W Dąbrowie Górniczej, 10 września 2020 roku, czyli 3 lata temu, policja dokonała makabrycznego odkrycia. W jednym z mieszkań w bloku przy ulicy Leśnej znaleziono ciało 2-miesięcznej dziewczynki. Było zmaltretowane i zaniedbane. Tego widoku funkcjonariusze nie zapomną do końca życia.
Własna matka zgotowała maleńkiemu dziecku piekło
Nad dziewczynką znęcano się od urodzenia. Robiła to nie tylko matka, ale również jej partner, 41-letni Grzegorz. W chwili znalezienie dziecka, lekarze od razu rozpoznali, że było poddawane przemocy domowej. Miało liczne ślady pobicia. Było niedożywione, leżało we własnych fekaliach. Ale prawdziwy horror rozegrał się w nocy z 10 na 11 września 2020 roku. Po przybyciu służb maleństwo nie wykazywało żadnych, żadnych oznak życia.
Szczegóły zbrodni przerażają
Na samym początku śledztwo w sprawie prowadziła Prokuratura w Dąbrowie Górniczej. Później sprawą zajęła się Prokuratura Okręgowa w Katowicach. W krótkim czasie przeprowadzono sekcję zwłok dziecka.
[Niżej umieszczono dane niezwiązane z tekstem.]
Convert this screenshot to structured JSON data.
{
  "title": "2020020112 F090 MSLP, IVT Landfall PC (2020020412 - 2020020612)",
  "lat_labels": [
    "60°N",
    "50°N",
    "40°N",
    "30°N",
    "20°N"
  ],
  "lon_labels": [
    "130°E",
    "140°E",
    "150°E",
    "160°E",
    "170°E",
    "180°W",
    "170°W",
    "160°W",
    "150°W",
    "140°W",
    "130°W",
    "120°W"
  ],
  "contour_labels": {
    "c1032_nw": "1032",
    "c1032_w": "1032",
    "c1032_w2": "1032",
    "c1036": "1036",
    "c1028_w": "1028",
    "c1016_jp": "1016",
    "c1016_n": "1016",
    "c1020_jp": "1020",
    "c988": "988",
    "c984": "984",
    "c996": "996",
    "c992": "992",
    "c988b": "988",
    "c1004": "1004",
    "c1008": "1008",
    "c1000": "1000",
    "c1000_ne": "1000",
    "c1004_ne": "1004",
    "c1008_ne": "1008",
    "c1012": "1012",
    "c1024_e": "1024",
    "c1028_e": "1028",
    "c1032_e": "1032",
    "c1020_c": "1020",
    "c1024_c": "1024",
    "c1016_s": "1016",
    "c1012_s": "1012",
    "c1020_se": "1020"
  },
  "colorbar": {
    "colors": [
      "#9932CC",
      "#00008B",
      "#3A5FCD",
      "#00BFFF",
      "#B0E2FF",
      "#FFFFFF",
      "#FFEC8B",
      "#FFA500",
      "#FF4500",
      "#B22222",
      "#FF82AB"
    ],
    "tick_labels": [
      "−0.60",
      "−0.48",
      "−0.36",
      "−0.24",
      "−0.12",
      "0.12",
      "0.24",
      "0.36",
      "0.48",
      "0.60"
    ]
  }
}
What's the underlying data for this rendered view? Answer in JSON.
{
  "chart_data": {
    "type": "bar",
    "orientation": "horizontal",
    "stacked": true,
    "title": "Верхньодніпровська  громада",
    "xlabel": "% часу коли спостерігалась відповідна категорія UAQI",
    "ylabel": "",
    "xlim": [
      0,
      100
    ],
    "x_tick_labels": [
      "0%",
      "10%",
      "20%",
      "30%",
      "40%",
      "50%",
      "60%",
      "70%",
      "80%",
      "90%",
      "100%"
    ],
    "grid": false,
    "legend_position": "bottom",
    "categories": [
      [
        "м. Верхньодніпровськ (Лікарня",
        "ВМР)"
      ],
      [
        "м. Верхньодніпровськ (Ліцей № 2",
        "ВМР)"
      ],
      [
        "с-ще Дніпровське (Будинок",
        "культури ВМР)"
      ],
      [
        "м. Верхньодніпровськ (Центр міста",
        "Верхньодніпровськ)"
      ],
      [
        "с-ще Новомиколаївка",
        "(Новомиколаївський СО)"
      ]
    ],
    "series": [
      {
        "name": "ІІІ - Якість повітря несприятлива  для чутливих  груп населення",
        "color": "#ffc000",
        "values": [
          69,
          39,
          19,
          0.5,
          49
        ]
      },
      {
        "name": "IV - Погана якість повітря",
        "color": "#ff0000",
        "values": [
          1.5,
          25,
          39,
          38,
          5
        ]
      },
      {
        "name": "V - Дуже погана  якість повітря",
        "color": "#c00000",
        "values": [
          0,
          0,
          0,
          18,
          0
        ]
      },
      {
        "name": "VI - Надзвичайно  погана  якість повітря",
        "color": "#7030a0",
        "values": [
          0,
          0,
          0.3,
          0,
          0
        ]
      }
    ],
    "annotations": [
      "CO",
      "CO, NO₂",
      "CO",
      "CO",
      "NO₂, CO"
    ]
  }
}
Wykazała liczne obrażenia wewnętrzne, uraz głowy, a także toksyczne zatrucie narkotykami – konkretnie amfetaminą.
Dziecko było niedożywione, matka znęcała się nad nią fizycznie od urodzenia – powiedziała Marta Zawada-Dybek, rzecznik Prokuratury Okręgowej w Katowicach
Gdy dziewczynka płakała, matka dosypywała do mleka w butelce amfetaminę, by ją uspokoić. 36-latka sama uzależniona jest od narkotyku. A więc musiał on stale gościć w ich domu. Agnieszka P. usłyszała zarzut zabójstwa ze szczególnym okrucieństwem, a jej partner zarzut narażenia na niebezpieczeństwo utraty życia i zdrowia.
Zabiła dziecko
W mieszkaniu 36-latki odbywały się huczne i liczne imprezy oraz awantury. Działo się tak od dłuższego czasu. Jednak nikt z sąsiadów nie przypuszczał, że za drzwiami domu rozgrywa się taka tragedia. Jeśli chodzi o Agnieszkę P. miała mieć trudne dzieciństwo, a w dorosłym życiu przeniosła to na swoją własną pociechę.
To było śliczne dziecko, z takimi czarnymi włoskami, ale ta matka o nie nie dbała. Może dwa razy wyszła z nią na spacer. Z wózka czuć było, że nawet pieluchy ma niewymienione – zdradzają sąsiedzi w rozmowie z serwisem Fakt
Matce dziecka grozi kara dożywotniego pozbawienia wolności. Grzegorzowi. grozi kara do 5 lat więzienia.
Nic nie przywróci życia malutkiej Kindze. Teraz możemy tylko walczyć, by jej oprawców spotkała należyta kara.